La media lombarda è di un amico a quattro zampe presente in una famiglia su tre. “Bergamo – spiega la Coldiretti regionale – ha il record con il 47% delle famiglie con un cane, segue Mantova con il 44% e Brescia con il 43%. Le province sotto la media regionale sono Milano con il 18%, Monza con il 25% e Varese con il 29%”.

 

In campagna

Per quanto riguarda gli altri territori, accanto a Cremona (con il 34%), ci sono Como (32%), Lecco (36%), Lodi (il 37%), Pavia (il 35%) e Sondrio (il 36%). “Nelle zone di campagna – evidenzia Coldiretti Cremona – è più frequente trovare abitazioni con cani, ma si tratta di una presenza che anche in città si sta diffondendo. In Lombardia sono attivi 256 allevamenti, ai quali si aggiungono 195 pensioni, 96 canili e altre 238 strutture dedicate a questi animali”. Gli allevamenti lombardi, per razze che vanno dal Golden Retriever al Samoiedo, dal Labrador al Bracco, hanno raggiunto altissimi livelli di qualità, con selezioni di esemplari di grande salute e con tutte le caratteristiche delle razze di riferimento.

 

L'aspetto economico

Gli allevatori sono importanti anche come consulenti per chi vuole responsabilmente fare la scelta di portarsi un cane a casa. Il costo di gestione di un cane cambia a seconda della razza e delle dimensioni, in generale però bisogna tenere conto di una spesa media di 200 euro all’anno per vaccini e profilassi, oltre a 30 euro al mese per un’alimentazione di livello medio alto. Mentre per quanto riguarda l’acquisto, i prezzi oscillano fra i 300 e i 1.500 euro a seconda della razza e dell’esemplare scelto.
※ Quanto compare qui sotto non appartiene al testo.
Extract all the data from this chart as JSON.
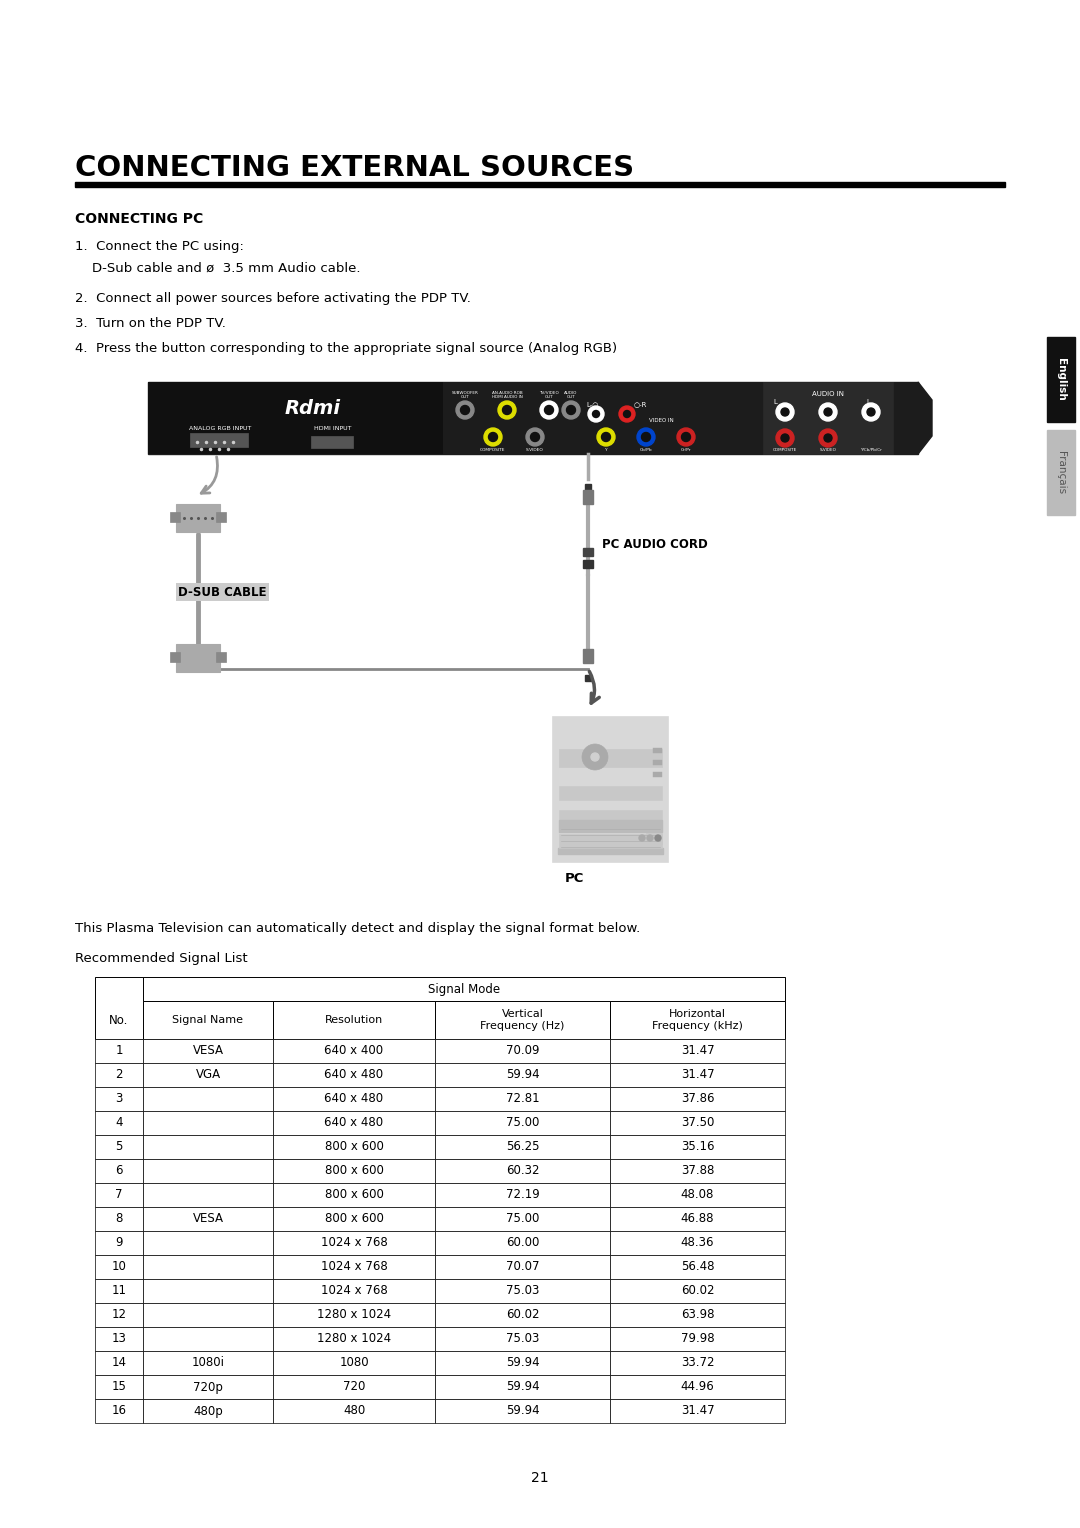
{
  "title": "CONNECTING EXTERNAL SOURCES",
  "section_title": "CONNECTING PC",
  "instructions": [
    "1.  Connect the PC using:",
    "    D-Sub cable and ø  3.5 mm Audio cable.",
    "2.  Connect all power sources before activating the PDP TV.",
    "3.  Turn on the PDP TV.",
    "4.  Press the button corresponding to the appropriate signal source (Analog RGB)"
  ],
  "caption_text": "This Plasma Television can automatically detect and display the signal format below.",
  "recommended_label": "Recommended Signal List",
  "table_data": [
    [
      "1",
      "VESA",
      "640 x 400",
      "70.09",
      "31.47"
    ],
    [
      "2",
      "VGA",
      "640 x 480",
      "59.94",
      "31.47"
    ],
    [
      "3",
      "",
      "640 x 480",
      "72.81",
      "37.86"
    ],
    [
      "4",
      "",
      "640 x 480",
      "75.00",
      "37.50"
    ],
    [
      "5",
      "",
      "800 x 600",
      "56.25",
      "35.16"
    ],
    [
      "6",
      "",
      "800 x 600",
      "60.32",
      "37.88"
    ],
    [
      "7",
      "",
      "800 x 600",
      "72.19",
      "48.08"
    ],
    [
      "8",
      "VESA",
      "800 x 600",
      "75.00",
      "46.88"
    ],
    [
      "9",
      "",
      "1024 x 768",
      "60.00",
      "48.36"
    ],
    [
      "10",
      "",
      "1024 x 768",
      "70.07",
      "56.48"
    ],
    [
      "11",
      "",
      "1024 x 768",
      "75.03",
      "60.02"
    ],
    [
      "12",
      "",
      "1280 x 1024",
      "60.02",
      "63.98"
    ],
    [
      "13",
      "",
      "1280 x 1024",
      "75.03",
      "79.98"
    ],
    [
      "14",
      "1080i",
      "1080",
      "59.94",
      "33.72"
    ],
    [
      "15",
      "720p",
      "720",
      "59.94",
      "44.96"
    ],
    [
      "16",
      "480p",
      "480",
      "59.94",
      "31.47"
    ]
  ],
  "page_number": "21",
  "tab_english": "English",
  "tab_francais": "Français",
  "dsub_label": "D-SUB CABLE",
  "audio_label": "PC AUDIO CORD",
  "pc_label": "PC",
  "background_color": "#ffffff",
  "tab_english_bg": "#111111",
  "tab_francais_bg": "#bbbbbb"
}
Altra cosa sono invece le adozioni nei canili.

 

La scelta giusta

“Bisogna valutare che cosa si vuole e quali sono le razze più adatte per le proprie esigenze” sottolinea Roberto Marni, dell'azienda agricola La Contea di Graffignana, allevatore di Labrador e Cavalier King: “Un cane da caccia ha necessità di movimento diverse da uno da semplice compagnia. “C’è ancora chi fa adozioni emozionali basate sull’estetica o sull’incontro – aggiunge Paola Daffunchio, allevatrice pavese – ma si sta affermando sempre più la cultura della scelta responsabile e informata”.

 

Microchip

La Lombardia detiene poi il record italiano dei cani microchippati e inseriti nell’Anagrafe regionale. A Cremona sono circa 52 mila. In provincia di Bergamo sono quasi 217 mila, a Brescia oltre 228 mila, a Milano 267 mila, a Monza Brianza più di 90 mila, a Como 81 mila, a Lecco quasi 51 mila, a Lodi oltre 35 mila, a Mantova sfiorano i 76 mila, a Pavia superano gli 85mila e a Sondrio sono quasi 29 mila. In Italia – stima la Coldiretti Lombardia – ci sono 8 milioni e mezzo di cani per i quali, insieme a gatti, furetti, conigli e altri animali di affezione si spendono 1 miliardo e 830 milioni di euro all’anno in cibo, crocchette e scatolette.